Winding down the window and dumping this stuff, I’m guessing they didn’t ask themselves:

  • how long will this bottle stay there?
  • where will this bottle go?
  • who will clean it up?
  • how many other people will see this litter?

I really hope this is the result of plain ignorance and just not thinking about the impact of their actions.

What to do about it?

The streets in Warsaw where I live are immaculate as they’re cleaned of litter daily. But I don’t need to go far, into the courtyards, the hidden and less obvious places, to find litter.

Is it just in Eastern Europe, or is it everywhere?

I know I take for granted the streets will be kept clean but it’s really not the city government’s responsibility. It’s mine – and yours. It’s up to me to care for the world I live in, to make sure, as far as I can, that I’m not polluting  it and to educate my children to treat the whole world as their home.

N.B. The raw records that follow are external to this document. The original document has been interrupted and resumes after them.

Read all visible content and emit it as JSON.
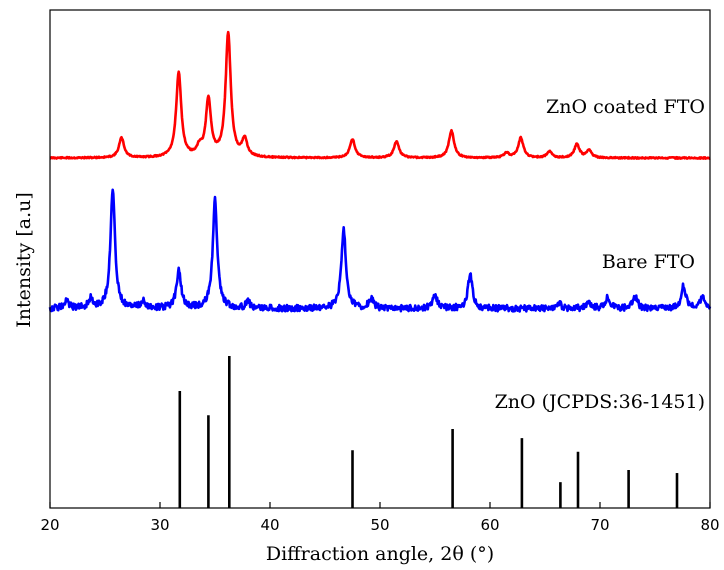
{
  "chart_data": {
    "type": "line",
    "xlabel": "Diffraction angle, 2θ (°)",
    "ylabel": "Intensity [a.u]",
    "xlim": [
      20,
      80
    ],
    "x_ticks": [
      20,
      30,
      40,
      50,
      60,
      70,
      80
    ],
    "legend": "none",
    "grid": false,
    "series": [
      {
        "name": "ZnO coated FTO",
        "color": "#ff0000",
        "baseline": 0,
        "peaks": [
          {
            "x": 26.5,
            "y": 0.16
          },
          {
            "x": 31.7,
            "y": 0.68
          },
          {
            "x": 33.6,
            "y": 0.07
          },
          {
            "x": 34.4,
            "y": 0.46
          },
          {
            "x": 36.2,
            "y": 1.0
          },
          {
            "x": 37.7,
            "y": 0.14
          },
          {
            "x": 47.5,
            "y": 0.15
          },
          {
            "x": 51.5,
            "y": 0.13
          },
          {
            "x": 56.5,
            "y": 0.22
          },
          {
            "x": 61.5,
            "y": 0.04
          },
          {
            "x": 62.8,
            "y": 0.16
          },
          {
            "x": 65.4,
            "y": 0.05
          },
          {
            "x": 67.9,
            "y": 0.11
          },
          {
            "x": 69.0,
            "y": 0.06
          }
        ]
      },
      {
        "name": "Bare FTO",
        "color": "#0000ff",
        "baseline": 0.08,
        "peaks": [
          {
            "x": 21.5,
            "y": 0.06
          },
          {
            "x": 23.7,
            "y": 0.08
          },
          {
            "x": 25.7,
            "y": 1.0
          },
          {
            "x": 28.5,
            "y": 0.06
          },
          {
            "x": 31.7,
            "y": 0.32
          },
          {
            "x": 35.0,
            "y": 0.92
          },
          {
            "x": 38.0,
            "y": 0.05
          },
          {
            "x": 46.7,
            "y": 0.67
          },
          {
            "x": 49.2,
            "y": 0.08
          },
          {
            "x": 55.0,
            "y": 0.11
          },
          {
            "x": 58.2,
            "y": 0.28
          },
          {
            "x": 66.3,
            "y": 0.04
          },
          {
            "x": 69.0,
            "y": 0.05
          },
          {
            "x": 70.7,
            "y": 0.09
          },
          {
            "x": 73.2,
            "y": 0.1
          },
          {
            "x": 77.6,
            "y": 0.19
          },
          {
            "x": 79.3,
            "y": 0.1
          }
        ]
      },
      {
        "name": "ZnO (JCPDS:36-1451)",
        "color": "#000000",
        "type": "stick",
        "sticks": [
          {
            "x": 31.8,
            "y": 0.77
          },
          {
            "x": 34.4,
            "y": 0.61
          },
          {
            "x": 36.3,
            "y": 1.0
          },
          {
            "x": 47.5,
            "y": 0.38
          },
          {
            "x": 56.6,
            "y": 0.52
          },
          {
            "x": 62.9,
            "y": 0.46
          },
          {
            "x": 66.4,
            "y": 0.17
          },
          {
            "x": 68.0,
            "y": 0.37
          },
          {
            "x": 72.6,
            "y": 0.25
          },
          {
            "x": 77.0,
            "y": 0.23
          }
        ]
      }
    ]
  }
}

I can make a difference myself by picking up other people’s litter and putting it in the trash. I shouldn’t have to, but the other option is to complain about it and not do anything. I’m not going to use all my free time scouring the countryside collecting litter, but I can walk over to the discarded paper bag in my courtyard rather than wait for someone else to pick it up, or moan about the people who left it there.

My mother is a great example of someone who does this. Whenever she sees litter she picks it up and puts it in the bin, calmly and without complaining.

If the majority were to do the same then the litter would eventually stop. It may take many generations, but we have until 6009 to do something about it.

If we all start to treat the world we live in as an extension of our home, those of us who value tidiness will keep it tidy. And I believe those who litter and pollute the world will eventually change.